От гула турбин у нас разрываются уши, но он бессилен разбудить смуглое существо, которое храпит рядом со мной, — пассажира в позе поверженного воина с растерзанной грудью и повисшими в воздухе ногами.

Время от времени затяжные раскаты грома сотрясают воздух, и огненное чудовище, оторвавшись от дорожки, улетает в неведомом направлении.

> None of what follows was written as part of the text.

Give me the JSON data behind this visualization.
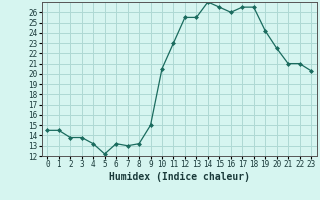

Когда человек спит, кажется, что вокруг него все мертво. От признаков жизни остается только дыхание и мерные, легкие урчания в животе. Так оно и есть вокруг нас, по всей планете. Она кажется уснувшей, почти что мертвой. Только страшный гул самолетов, отрывающихся от земли с равными интервалами, но всегда как-то неожиданно, да неприятный свист тех, которые приземляются, желая набраться новых сил на аэродроме, дают знать, что умерло еще не все и где-то в мире существует жизнь.

И в тот момент, когда мы покорно смирились со своей судьбой, мы почувствовали себя уже не в каком-то определенном географическом пункте, а на земле, покрытой ночью. Вверху, в черном небе, зажглись все светильники. Настал час бога, момент, когда слышится его дыхание.